Interestingly, the Science paper
is the latest to rule out the possibility that a series of long and
intense ice ages that began about 850,000 years ago can be explained
by drops in atmospheric carbon dioxide. “Previous studies indicated
that CO2 did not change much over the past 20 million years,” says
Hönisch, “but the resolution wasn’t high enough to be definitive.
This new study tells us that CO2 was not the main trigger.”
A second theory to explain the changes
that occurred 850,000 years ago in the Earth’s climate cycles suggests
that glaciers in North America stripped away soil in Canada, causing
thicker, longer-lasting ice to build up on bedrock. A third theory argues
that scientists have miscalculated the lengths of ice ages and that
they did not actually get any longer or intensify.

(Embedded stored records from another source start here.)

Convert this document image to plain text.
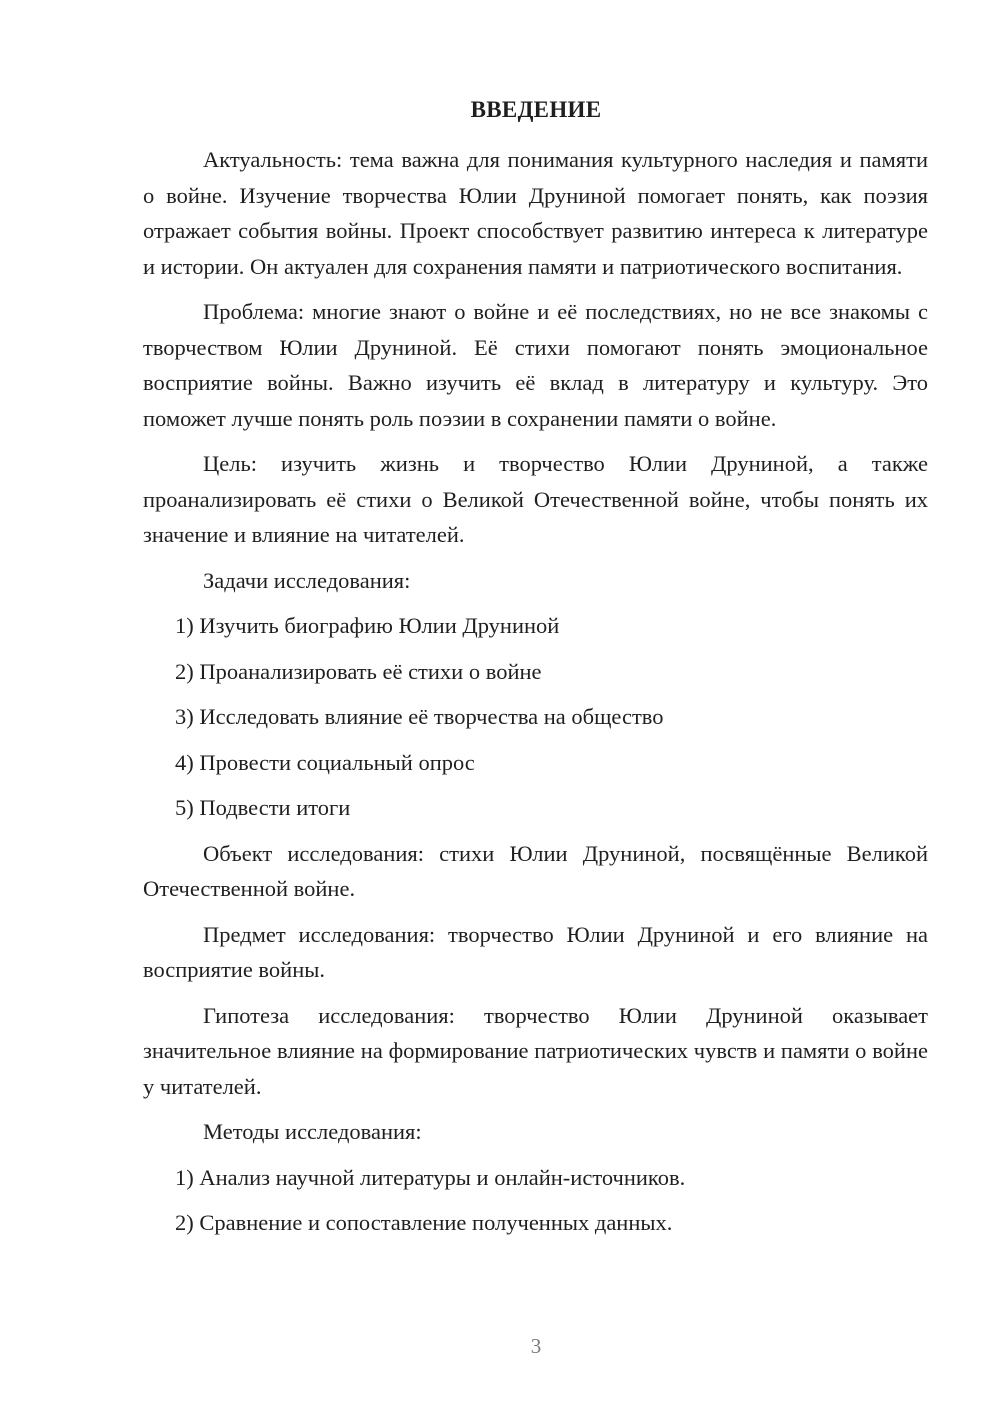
ВВЕДЕНИЕ

Актуальность: тема важна для понимания культурного наследия и памяти о войне. Изучение творчества Юлии Друниной помогает понять, как поэзия отражает события войны. Проект способствует развитию интереса к литературе и истории. Он актуален для сохранения памяти и патриотического воспитания.

Проблема: многие знают о войне и её последствиях, но не все знакомы с творчеством Юлии Друниной. Её стихи помогают понять эмоциональное восприятие войны. Важно изучить её вклад в литературу и культуру. Это поможет лучше понять роль поэзии в сохранении памяти о войне.

Цель: изучить жизнь и творчество Юлии Друниной, а также проанализировать её стихи о Великой Отечественной войне, чтобы понять их значение и влияние на читателей.

Задачи исследования:

1) Изучить биографию Юлии Друниной

2) Проанализировать её стихи о войне

3) Исследовать влияние её творчества на общество

4) Провести социальный опрос

5) Подвести итоги

Объект исследования: стихи Юлии Друниной, посвящённые Великой Отечественной войне.

Предмет исследования: творчество Юлии Друниной и его влияние на восприятие войны.

Гипотеза исследования: творчество Юлии Друниной оказывает значительное влияние на формирование патриотических чувств и памяти о войне у читателей.

Методы исследования:

1) Анализ научной литературы и онлайн-источников.

2) Сравнение и сопоставление полученных данных.

3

Nevertheless, Hönisch and other
scientists say that the low CO2 levels that she and her research
team outlined over the past 2.1 million years reveal modern-day CO2
levels as even more anomalous, and thus dangerous.
“We know from looking at much older
climate records that large and rapid increase in CO2 about 55 million
years ago caused large extinction in bottom-dwelling ocean creatures,
and dissolved a lot of shells as the ocean became acidic,” says Richard
Alley, a glaciologist at Pennsylvania State University, who was not
involved in the research. “We’re heading in that direction now.”